Evaluate $$\int_{0}^{1}\left( \left\lfloor{\frac{2}{x}} \right\rfloor-2 \left\lfloor{\frac{1}{x}} \right\rfloor \right)dx$$

My Attempt

$$I_{1}=\int_{0}^{1}\left\lfloor{\frac{2}{x}} \right\rfloor dx$$

Put $x=2t$

$$I_{1}=\int_{0}^{\frac{1}{2}}2\left\lfloor{\frac{1}{t}} \right\rfloor dt=\int_{0}^{\frac{1}{2}}2\left\lfloor{\frac{1}{x}}\right\rfloor dx$$

let $$I_{2}=\int_{0}^{1} \left\lfloor{\frac{1}{x}} \right\rfloor dx=\int_{0}^{\frac{1}{2}}\left\lfloor{\frac{1}{x}}\right\rfloor dx+\int_{\frac{1}{2}}^{1}\left\lfloor{\frac{1}{x}}\right\rfloor dx$$

Given integral
$$
\begin{align}
\int_{0}^{1}\left(\left\lfloor{\frac{2}{x}}\right\rfloor-2\left\lfloor{\frac{1}{x}}\right\rfloor \right)dx&=I_{1}-2I_{2}\\
&=2\int_{0}^{\frac{1}{2}}\left\lfloor{\frac{1}{x}}\right\rfloor dx-2\int_{0}^{\frac{1}{2}}\left\lfloor{\frac{1}{x}}\right\rfloor dx-2\int_{\frac{1}{2}}^{1}\left\lfloor{\frac{1}{x}}\right\rfloor dx\\
&=-2\int_{\frac{1}{2}}^{1}\left\lfloor{\frac{1}{x}}\right\rfloor dx\\
&=(-2)(1)=-2.
\end{align}
$$

But answer given is $\ln(\frac{4}{e})$

What mistake am I making?

Answer 1

The function $\lfloor \frac{2}{x} \rfloor$ is unbounded near $x = 0$ so if you try to split your integral, at best you can hope to interpret $I_1 = \int_0^1 \lfloor \frac{2}{x} \rfloor \, dx$ as an improper integral. Unfortunately, this integral actually diverges (it behaves like $\int_0^1 \frac{1}{x} \, dx$) and so is $I_2$ (this also follows from the calculations below) so you can't do all the manipulations as you are subtracting $+\infty$ from $+\infty$...

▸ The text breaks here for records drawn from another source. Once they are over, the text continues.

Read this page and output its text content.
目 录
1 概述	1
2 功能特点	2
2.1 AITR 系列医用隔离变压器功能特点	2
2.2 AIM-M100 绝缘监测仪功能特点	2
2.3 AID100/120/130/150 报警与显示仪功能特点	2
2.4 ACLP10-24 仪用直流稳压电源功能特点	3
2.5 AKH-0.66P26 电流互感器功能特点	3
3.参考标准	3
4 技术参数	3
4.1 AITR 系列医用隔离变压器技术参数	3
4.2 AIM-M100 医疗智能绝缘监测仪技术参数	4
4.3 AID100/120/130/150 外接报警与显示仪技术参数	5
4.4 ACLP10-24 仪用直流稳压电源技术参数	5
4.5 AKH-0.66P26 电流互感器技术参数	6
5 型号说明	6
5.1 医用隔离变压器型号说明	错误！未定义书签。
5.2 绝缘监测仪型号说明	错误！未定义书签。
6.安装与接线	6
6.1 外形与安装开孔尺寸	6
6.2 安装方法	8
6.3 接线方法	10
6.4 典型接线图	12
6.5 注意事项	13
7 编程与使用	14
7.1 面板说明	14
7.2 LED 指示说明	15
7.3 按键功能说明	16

Let's see how the integrand (which I will denote by $f(x)$) behaves. Divide the interval $\left( 0, 1 \right]$ into intervals $$\cdots, \left( \frac{2}{k+1}, \frac{2}{k} \right],\cdots,\left( \frac{2}{4}, \frac{2}{3} \right], \left( \frac{2}{3}, 1 \right]. $$

1. If $x \in \left( \frac{2}{k+1}, \frac{2}{k} \right]$ then $\frac{2}{x} \in [k,k+1)$ so $\lfloor \frac{2}{x} \rfloor = k$.
2. If $x \in \left( \frac{2}{k+1}, \frac{2}{k} \right]$ then $\frac{1}{x} \in [\frac{k}{2},\frac{k+1}{2})$. Now, if $k$ is even then $2\lfloor \frac{1}{x} \rfloor = 2 \frac{k}{2} = k$ while if $k$ is odd then $2 \lfloor \frac{1}{x} \rfloor = 2\frac{k-1}{2} = k - 1$.
3. Hence, we have for all $x \in (0,1]$ $$ f(x) = \lfloor \frac{2}{x} \rfloor - 2 \lfloor \frac{1}{x} \rfloor = \begin{cases} 1 & x \in \left( \frac{1}{l+1}, \frac{2}{2l + 1} \right], l \geq 1, \\ 0 & \textrm{otherwise}. \end{cases} $$

Hence,

$$ \int_0^1 f(x) \, dx = \lim_{n \to \infty} \int_{\frac{2}{2n+1}}^1 f(x) \, dx = \lim_{n \to \infty} \left( \sum_{l=1}^n \left( \frac{2}{2l+1} - \frac{1}{l+1} \right) \right) \\ = 2 \cdot \sum_{l=1}^{\infty} \left( \frac{1}{2l+1} - \frac{1}{2l+2} \right) = 2 \sum_{n=3}^{\infty} \frac{(-1)^{n+1}}{n} = 2 \left( \sum_{n=1}^{\infty} \frac{(-1)^{n+1}}{n} - \left( 1 - \frac{1}{2} \right) \right) = 2 \left( \ln(2) - \frac{1}{2} \right) = 2 \ln(2) - 1 = \ln(4) - \ln(e) = \ln \left( \frac{4}{e} \right) $$

where I used the Taylor series of $\ln(1 + x)$ which converges at $x = 2$ to $\ln(2)$ to evaluate the infinite sum.